Things were not much better in Afghanistan, where the International Security Assistance Force’s own data revealed that escalation of force engagements were the ‘single greatest cause of civilian casualties’. As General Stanley McChrystal put it, ‘we have shot an amazing number of people and… none has proven to have been a real threat to the force’. Although the vast majority of victims were innocent civilians, these engagements were often presented as legitimate acts of self-defence. The rules of engagement allow soldiers to use deadly force against anyone – combatant or non-combatant – who poses an imminent threat to the force and the officers sent to investigate these deaths often concluded that the victims were engaged in a hostile act or demonstrating some form of hostile intent.
As part of this research which my recent article in Security Dialogue benefits from, I reviewed 154 declassified incident reports. Investigators found that soldiers had acted in accordance with the rules of engagement in 119 of these incidents and there were another 16 reports where the findings were redacted or missing. In fact, there were only five incidents where the investigating officer concluded that they had violated these rules. But the circumstances surrounding these deaths seemed a little strange. There is one case where a man was shot because he was ‘wandering aimlessly’ in the road … holding a small round object in his right hand’. Soldiers had assumed that the man was carrying a grenade, it turned out to be nothing more than an uncooked potato. There is another incident where soldiers actively pursued and shot a man who performed a ‘suspicious U-turn’ as he approached the checkpoint and another case where soldiers shot and killed a three-year-old boy because the taxi he was travelling in was travelling as an ‘unusually high rate of speed’. There is even one incident where a man driving a rubbish truck was killed after falling asleep in his cab at the side of the road.

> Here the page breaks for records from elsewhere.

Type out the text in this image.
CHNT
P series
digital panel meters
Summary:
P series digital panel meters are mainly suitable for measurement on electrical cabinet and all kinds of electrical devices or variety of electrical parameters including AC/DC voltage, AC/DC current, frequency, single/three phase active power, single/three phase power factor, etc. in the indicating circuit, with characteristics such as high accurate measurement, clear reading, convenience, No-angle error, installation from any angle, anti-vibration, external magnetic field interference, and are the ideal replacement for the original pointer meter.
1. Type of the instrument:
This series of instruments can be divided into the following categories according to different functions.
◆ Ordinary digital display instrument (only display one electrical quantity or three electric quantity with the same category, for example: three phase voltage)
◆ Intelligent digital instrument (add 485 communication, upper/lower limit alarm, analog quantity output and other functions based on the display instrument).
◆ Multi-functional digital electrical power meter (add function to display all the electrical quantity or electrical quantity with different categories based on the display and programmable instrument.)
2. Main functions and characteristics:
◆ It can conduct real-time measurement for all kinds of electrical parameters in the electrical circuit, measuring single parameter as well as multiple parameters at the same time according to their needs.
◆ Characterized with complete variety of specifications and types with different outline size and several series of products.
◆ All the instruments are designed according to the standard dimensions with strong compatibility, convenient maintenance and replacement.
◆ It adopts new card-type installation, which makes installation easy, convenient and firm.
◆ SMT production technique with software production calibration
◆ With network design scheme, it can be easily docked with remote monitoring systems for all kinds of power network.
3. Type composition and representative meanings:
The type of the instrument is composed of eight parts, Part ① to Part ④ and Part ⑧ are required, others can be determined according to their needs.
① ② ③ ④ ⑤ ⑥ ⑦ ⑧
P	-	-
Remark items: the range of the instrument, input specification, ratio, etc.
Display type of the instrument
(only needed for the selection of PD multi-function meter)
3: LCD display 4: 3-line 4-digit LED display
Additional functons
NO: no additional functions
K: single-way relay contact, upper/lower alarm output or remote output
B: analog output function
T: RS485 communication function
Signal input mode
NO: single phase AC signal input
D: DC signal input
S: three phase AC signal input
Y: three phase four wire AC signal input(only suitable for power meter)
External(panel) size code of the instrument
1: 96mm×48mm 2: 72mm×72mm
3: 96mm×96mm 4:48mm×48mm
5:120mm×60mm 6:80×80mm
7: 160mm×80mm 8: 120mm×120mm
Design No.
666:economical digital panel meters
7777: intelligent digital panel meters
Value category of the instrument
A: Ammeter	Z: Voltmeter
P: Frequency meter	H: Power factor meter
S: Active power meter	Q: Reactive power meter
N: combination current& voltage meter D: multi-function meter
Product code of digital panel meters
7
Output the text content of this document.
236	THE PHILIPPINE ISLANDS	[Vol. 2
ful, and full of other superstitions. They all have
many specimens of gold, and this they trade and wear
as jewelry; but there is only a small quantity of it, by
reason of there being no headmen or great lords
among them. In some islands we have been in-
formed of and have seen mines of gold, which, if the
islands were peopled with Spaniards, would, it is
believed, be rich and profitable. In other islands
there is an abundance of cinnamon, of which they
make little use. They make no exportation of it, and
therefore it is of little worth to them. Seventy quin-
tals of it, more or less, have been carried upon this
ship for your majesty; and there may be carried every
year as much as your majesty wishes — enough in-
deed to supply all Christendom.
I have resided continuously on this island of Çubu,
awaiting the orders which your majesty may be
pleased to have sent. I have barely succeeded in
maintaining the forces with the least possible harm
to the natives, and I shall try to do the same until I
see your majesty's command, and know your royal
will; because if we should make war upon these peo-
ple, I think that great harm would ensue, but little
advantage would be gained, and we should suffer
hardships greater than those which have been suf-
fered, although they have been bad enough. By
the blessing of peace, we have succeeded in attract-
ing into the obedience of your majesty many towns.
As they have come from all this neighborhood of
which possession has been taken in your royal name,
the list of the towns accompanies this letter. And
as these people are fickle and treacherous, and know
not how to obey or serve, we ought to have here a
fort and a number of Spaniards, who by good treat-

‘affective judgements are not the spontaneous act of a single mind but coloured by a set of gendered and racialized assumptions’
Despite the sheer number of cases, little has been written about these checkpoint killings. As Andrew Bacevich argued at the time, these mistakes were in danger of being ‘filed away and largely forgotten’. Those who have written about checkpoint killings have tended to focus on ambiguities in the rules of engagement, which critics argue are ‘too vague and allows for excessive subjectivity’. While I have some sympathy with these concerns, focusing on the rules of engagement only takes us so far because it assumes that the decision to use lethal force is a fully conscious or rational decision when the testimony of soldiers suggests that feelings, instincts and intuitions are just as important. Drawing on the work of Sara Ahmed, William Connolly and George Yancy, I argue that these decisions could be characterised as affective judgements, which rely on a crude set of infraperceptual practices to identify potential threats and react accordingly. More importantly, I argue that these affective judgements are not the spontaneous act of a single mind but coloured by a set of gendered and racialized assumptions that mark certain bodies as dangerous before they even arrive on the scene. As Ahmed explains,
Although she was not writing about the violence inflicted on the battlefield, these insights are particularly useful for thinking about the split-second calls that soldiers were expected to make at coalition checkpoints and why it was that ‘military-age males’ were often presumed to be hostile even though they had done nothing wrong.